Après un mois de détention, l'ancienne gloire du football, le Brésilien Ronaldinho est sortie de prison mardi 7 avril. Il a été…

Paraguay

Paraguay : le Brésilien Ronaldinho est sortie de prison mardi 7 avril

Après un mois de détention, l'ancienne gloire du football, le Brésilien Ronaldinho est sortie de prison mardi 7 avril.
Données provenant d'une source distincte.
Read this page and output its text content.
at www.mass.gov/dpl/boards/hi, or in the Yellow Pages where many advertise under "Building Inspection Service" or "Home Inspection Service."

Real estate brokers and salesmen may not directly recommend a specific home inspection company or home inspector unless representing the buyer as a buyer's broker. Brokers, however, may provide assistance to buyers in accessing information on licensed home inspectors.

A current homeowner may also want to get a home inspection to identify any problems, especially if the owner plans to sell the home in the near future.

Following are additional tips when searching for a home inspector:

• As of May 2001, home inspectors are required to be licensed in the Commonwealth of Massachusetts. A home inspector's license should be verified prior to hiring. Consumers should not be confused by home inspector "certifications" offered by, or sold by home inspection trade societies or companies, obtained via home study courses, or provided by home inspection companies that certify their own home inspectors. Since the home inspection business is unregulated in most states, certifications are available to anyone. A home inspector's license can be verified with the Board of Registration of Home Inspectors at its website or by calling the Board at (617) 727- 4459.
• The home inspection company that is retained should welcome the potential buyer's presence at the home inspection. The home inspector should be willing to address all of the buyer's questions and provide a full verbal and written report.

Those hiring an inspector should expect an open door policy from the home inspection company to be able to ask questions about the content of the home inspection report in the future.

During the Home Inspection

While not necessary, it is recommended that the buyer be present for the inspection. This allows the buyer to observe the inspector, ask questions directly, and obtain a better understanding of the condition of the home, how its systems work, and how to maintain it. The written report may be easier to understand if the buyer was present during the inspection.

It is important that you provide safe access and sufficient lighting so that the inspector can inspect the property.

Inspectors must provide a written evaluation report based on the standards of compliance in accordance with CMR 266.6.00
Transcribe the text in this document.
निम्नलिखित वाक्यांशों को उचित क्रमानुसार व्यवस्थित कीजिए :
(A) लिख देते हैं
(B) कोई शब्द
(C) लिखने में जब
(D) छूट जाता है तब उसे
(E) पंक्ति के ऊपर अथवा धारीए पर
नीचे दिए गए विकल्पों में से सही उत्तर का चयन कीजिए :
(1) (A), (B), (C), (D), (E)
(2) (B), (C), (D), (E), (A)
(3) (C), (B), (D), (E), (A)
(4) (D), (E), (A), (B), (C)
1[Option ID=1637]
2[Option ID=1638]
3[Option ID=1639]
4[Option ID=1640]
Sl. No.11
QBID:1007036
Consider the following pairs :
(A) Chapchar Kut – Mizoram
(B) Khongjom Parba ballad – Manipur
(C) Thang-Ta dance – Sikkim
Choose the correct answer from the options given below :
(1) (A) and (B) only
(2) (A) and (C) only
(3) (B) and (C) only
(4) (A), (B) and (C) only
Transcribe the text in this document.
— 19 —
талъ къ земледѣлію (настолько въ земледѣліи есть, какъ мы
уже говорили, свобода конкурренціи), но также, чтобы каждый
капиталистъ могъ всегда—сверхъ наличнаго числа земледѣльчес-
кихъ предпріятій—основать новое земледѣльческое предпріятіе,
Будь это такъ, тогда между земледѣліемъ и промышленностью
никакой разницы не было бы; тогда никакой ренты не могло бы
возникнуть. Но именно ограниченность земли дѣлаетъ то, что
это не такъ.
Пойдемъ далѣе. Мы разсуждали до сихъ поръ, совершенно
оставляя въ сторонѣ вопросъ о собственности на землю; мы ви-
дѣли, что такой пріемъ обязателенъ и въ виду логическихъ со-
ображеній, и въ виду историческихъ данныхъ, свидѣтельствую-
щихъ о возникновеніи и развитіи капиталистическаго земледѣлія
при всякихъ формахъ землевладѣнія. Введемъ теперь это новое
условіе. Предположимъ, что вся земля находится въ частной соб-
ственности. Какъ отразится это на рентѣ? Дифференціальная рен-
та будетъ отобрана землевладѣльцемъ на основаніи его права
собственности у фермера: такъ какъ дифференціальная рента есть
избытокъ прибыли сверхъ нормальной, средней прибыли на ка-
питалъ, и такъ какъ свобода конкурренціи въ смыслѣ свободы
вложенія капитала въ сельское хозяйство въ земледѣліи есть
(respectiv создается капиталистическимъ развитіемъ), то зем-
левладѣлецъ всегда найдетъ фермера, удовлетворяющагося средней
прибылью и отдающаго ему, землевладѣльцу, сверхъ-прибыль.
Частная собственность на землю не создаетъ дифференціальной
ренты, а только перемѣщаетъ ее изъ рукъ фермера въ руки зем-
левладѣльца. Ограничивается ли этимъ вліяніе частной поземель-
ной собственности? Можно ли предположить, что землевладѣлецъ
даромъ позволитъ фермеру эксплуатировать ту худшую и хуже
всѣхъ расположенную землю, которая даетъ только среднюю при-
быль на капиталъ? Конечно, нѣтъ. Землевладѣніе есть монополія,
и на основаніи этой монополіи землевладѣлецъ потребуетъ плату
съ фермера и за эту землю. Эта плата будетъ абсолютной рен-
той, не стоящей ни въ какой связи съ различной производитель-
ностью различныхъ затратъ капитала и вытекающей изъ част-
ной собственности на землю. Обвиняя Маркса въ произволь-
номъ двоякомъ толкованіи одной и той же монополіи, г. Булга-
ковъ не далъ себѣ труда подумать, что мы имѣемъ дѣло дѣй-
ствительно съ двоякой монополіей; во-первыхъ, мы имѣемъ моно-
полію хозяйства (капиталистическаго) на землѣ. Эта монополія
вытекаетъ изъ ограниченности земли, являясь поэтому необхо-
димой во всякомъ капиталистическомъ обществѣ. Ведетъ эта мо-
Il a été assigné à résidence (avec son frère et à leurs frais) dans un hôtel de luxe récemment rénové d'Asuncion, la capitale du Paraguay. Les avocats de celui qui a foulé les pelouses du Paris SG et du FC Barcelone ont proposé de payer une caution de 1,6 million de dollars pour faire sortir Ronaldinho et son frère, ce que la justice paraguayenne a accepté.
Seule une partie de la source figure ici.